Aid called inadequate
Yet, according to the suit, the aid is insufficient in Baltimore, where many children are at greater risk of school failure because of poverty and other factors.
According to the suit, two-thirds of Baltimore students are eligible under federal poverty guidelines for free or reduced-price lunches. Meanwhile, the $5,182 the city spent on each student in 1992-1993 was 11 percent below the state average, according to the ACLU complaint.
Similar lawsuits have been won in other states, including Kentucky and Alabama.
Susan Goering, the ACLU Maryland legal director, said her organization had waited for five years to file the suit.
She said the ACLU decided to go to court after the recommendations of a statewide commission on school finance "got almost nowhere" in the 1994 General Assembly.
The ACLU attorneys took pains to distinguish their suit from a 1979 challenge to the state school aid formula filed by Baltimore and three rural districts.
That suit, won in Circuit Court but lost on appeal to the state Court of Appeals in 1983, concentrated more on the unequal resources between rich and poor districts.
"This isn't a replay of [the earlier suit]," said Mr. Baron, who lives in Baltimore.

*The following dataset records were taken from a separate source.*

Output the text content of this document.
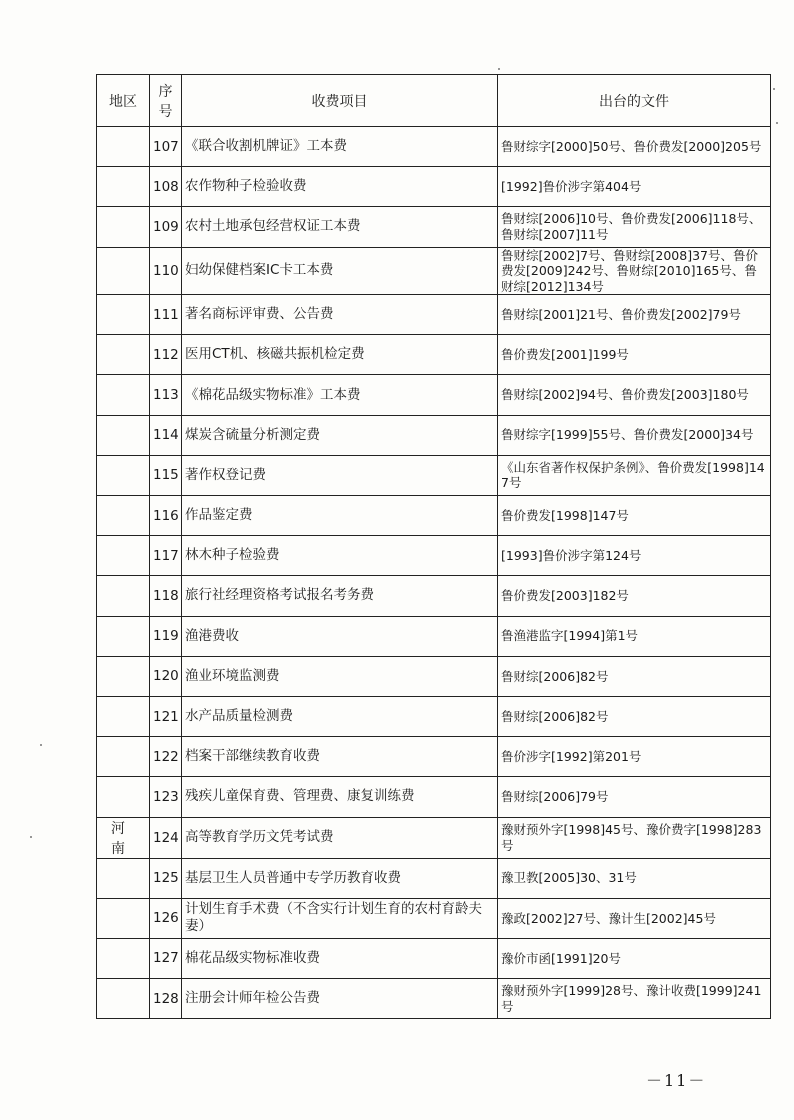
地区	序号	收费项目	出台的文件
	107	《联合收割机牌证》工本费	鲁财综字[2000]50号、鲁价费发[2000]205号
	108	农作物种子检验收费	[1992]鲁价涉字第404号
	109	农村土地承包经营权证工本费	鲁财综[2006]10号、鲁价费发[2006]118号、鲁财综[2007]11号
	110	妇幼保健档案IC卡工本费	鲁财综[2002]7号、鲁财综[2008]37号、鲁价费发[2009]242号、鲁财综[2010]165号、鲁财综[2012]134号
	111	著名商标评审费、公告费	鲁财综[2001]21号、鲁价费发[2002]79号
	112	医用CT机、核磁共振机检定费	鲁价费发[2001]199号
	113	《棉花品级实物标准》工本费	鲁财综[2002]94号、鲁价费发[2003]180号
	114	煤炭含硫量分析测定费	鲁财综字[1999]55号、鲁价费发[2000]34号
	115	著作权登记费	《山东省著作权保护条例》、鲁价费发[1998]147号
	116	作品鉴定费	鲁价费发[1998]147号
	117	林木种子检验费	[1993]鲁价涉字第124号
	118	旅行社经理资格考试报名考务费	鲁价费发[2003]182号
	119	渔港费收	鲁渔港监字[1994]第1号
	120	渔业环境监测费	鲁财综[2006]82号
	121	水产品质量检测费	鲁财综[2006]82号
	122	档案干部继续教育收费	鲁价涉字[1992]第201号
	123	残疾儿童保育费、管理费、康复训练费	鲁财综[2006]79号
河南	124	高等教育学历文凭考试费	豫财预外字[1998]45号、豫价费字[1998]283号
	125	基层卫生人员普通中专学历教育收费	豫卫教[2005]30、31号
	126	计划生育手术费（不含实行计划生育的农村育龄夫妻）	豫政[2002]27号、豫计生[2002]45号
	127	棉花品级实物标准收费	豫价市函[1991]20号
	128	注册会计师年检公告费	豫财预外字[1999]28号、豫计收费[1999]241号
－11－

"That suit was about input. This suit is about output. Good education is more than a question of money."
Parents' complaints
Two of the parents listed as plaintiffs in the suit attended yesterday's ACLU news conference.
Letty J. Herold, president of the PTA at Patterson High School, said her daughter "went through the entire ninth grade without a science textbook."
Her school, Mrs. Herold noted, has been "reconstituted" by the state Board of Education, "but if you think that's resulted in an influx of money, think again."
Roxanne Bartee-El, mother of three, described the deficiencies at John Eager Howard Elementary School, where she is a volunteer.
"By the time a majority of children get to the second grade," she said, "if they don't know their ups and downs, the colors, the basic things, they're lost."